It's Official: Va. Democrats Gain in U.S. House
Tuesday, November 25, 2008
RICHMOND, Nov. 24 -- The State Board of Elections certified results of the Nov. 4 election Monday, giving Democrats control of Virginia's congressional delegation for the first time in nearly a decade.
The count confirmed that Democrat Tom Perriello defeated Republican Rep. Virgil H. Goode Jr. in one of the closest House races in the nation.
Perriello proclaimed victory and has started his congressional orientation. Goode said Monday he will seek a taxpayer-funded recount.
If it holds, Perriello's narrow victory provides proof that this once conservative Southern state is starting to become blue in areas beyond left-leaning Northern Virginia.
Republicans consider the defeat an "anomaly." They say Goode and Republican Rep. Thelma D. Drake in Hampton Roads can attribute their losses to Democrat Barack Obama's popularity and message of change. They predict Republicans will reclaim at least two House seats in 2010.
"They're going to beat their chests and declare victory, but . . . they shouldn't rest too much on their laurels," said Del. Jeffrey M. Frederick (Prince William), state Republican Party chairman.
Eight years ago, Virginia Republicans controlled all five statewide offices and the General Assembly. But they began losing ground in 2001 and have since lost two successive gubernatorial elections, two Senate seats, and control of the state Senate.

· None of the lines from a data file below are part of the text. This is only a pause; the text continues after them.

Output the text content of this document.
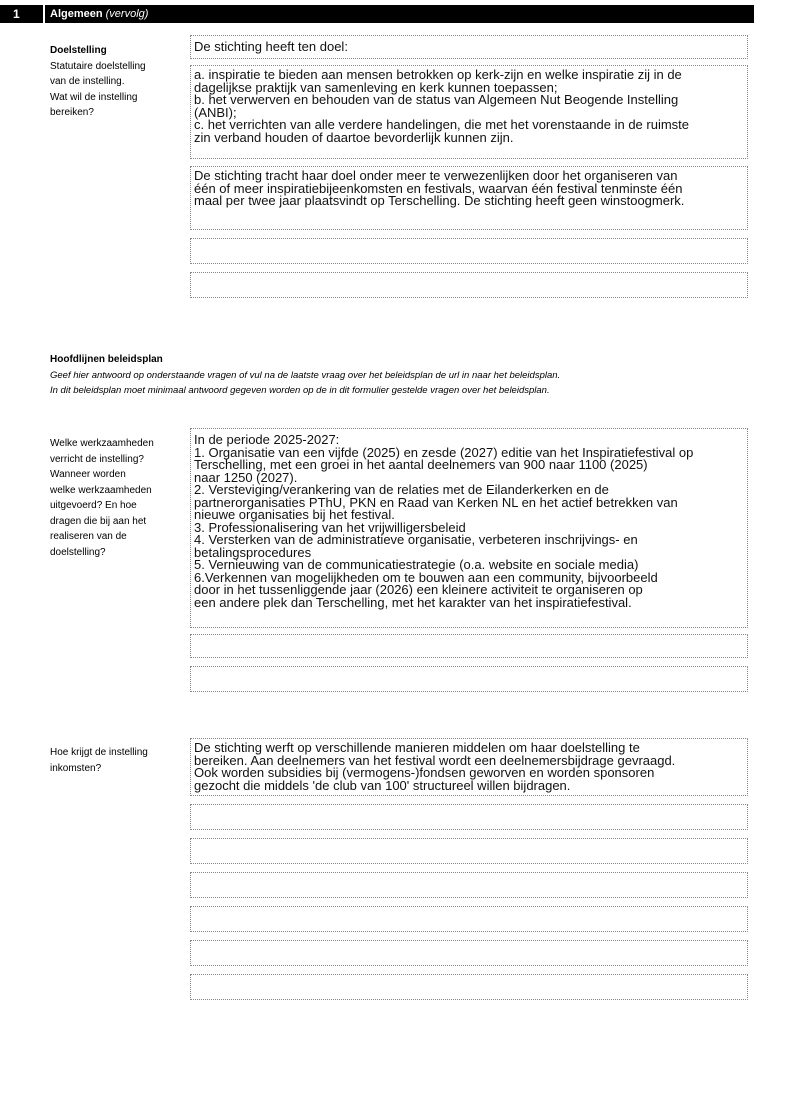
1	Algemeen (vervolg)
Doelstelling
Statutaire doelstelling
van de instelling.
Wat wil de instelling
bereiken?
De stichting heeft ten doel:
a. inspiratie te bieden aan mensen betrokken op kerk-zijn en welke inspiratie zij in de
dagelijkse praktijk van samenleving en kerk kunnen toepassen;
b. het verwerven en behouden van de status van Algemeen Nut Beogende Instelling
(ANBI);
c. het verrichten van alle verdere handelingen, die met het vorenstaande in de ruimste
zin verband houden of daartoe bevorderlijk kunnen zijn.
De stichting tracht haar doel onder meer te verwezenlijken door het organiseren van
één of meer inspiratiebijeenkomsten en festivals, waarvan één festival tenminste één
maal per twee jaar plaatsvindt op Terschelling. De stichting heeft geen winstoogmerk.
Hoofdlijnen beleidsplan
Geef hier antwoord op onderstaande vragen of vul na de laatste vraag over het beleidsplan de url in naar het beleidsplan.
In dit beleidsplan moet minimaal antwoord gegeven worden op de in dit formulier gestelde vragen over het beleidsplan.
Welke werkzaamheden
verricht de instelling?
Wanneer worden
welke werkzaamheden
uitgevoerd? En hoe
dragen die bij aan het
realiseren van de
doelstelling?
In de periode 2025-2027:
1. Organisatie van een vijfde (2025) en zesde (2027) editie van het Inspiratiefestival op
Terschelling, met een groei in het aantal deelnemers van 900 naar 1100 (2025)
naar 1250 (2027).
2. Versteviging/verankering van de relaties met de Eilanderkerken en de
partnerorganisaties PThU, PKN en Raad van Kerken NL en het actief betrekken van
nieuwe organisaties bij het festival.
3. Professionalisering van het vrijwilligersbeleid
4. Versterken van de administratieve organisatie, verbeteren inschrijvings- en
betalingsprocedures
5. Vernieuwing van de communicatiestrategie (o.a. website en sociale media)
6.Verkennen van mogelijkheden om te bouwen aan een community, bijvoorbeeld
door in het tussenliggende jaar (2026) een kleinere activiteit te organiseren op
een andere plek dan Terschelling, met het karakter van het inspiratiefestival.
Hoe krijgt de instelling
inkomsten?
De stichting werft op verschillende manieren middelen om haar doelstelling te
bereiken. Aan deelnemers van het festival wordt een deelnemersbijdrage gevraagd.
Ook worden subsidies bij (vermogens-)fondsen geworven en worden sponsoren
gezocht die middels 'de club van 100' structureel willen bijdragen.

Republicans started this year with an 8 to 3 edge in the congressional delegation but lost three seats when Perriello defeated Goode, Democrat Glenn Nye defeated Drake and Democrat Gerald E. Connolly won the district of retiring U.S. Rep. Tom Davis (R).
Republicans attribute recent losses to a national fatigue caused largely by President Bush's sagging approval ratings, an unpopular war in Iraq and the economic crisis.
Attorney General Robert F. McDonnell, the presumptive Republican nominee for governor next year, said the GOP had a "real tough sell" this year, but he also acknowledged the party needs to do a better job focusing on core issues.
"Anytime you lose elections, there's cause for an analysis," he said.
Levar Stoney, executive director of the state Democratic Party, said Perriello and Nye won in competitive districts because they offered concrete solutions to local problems. "They presented the better ideas," Stoney said.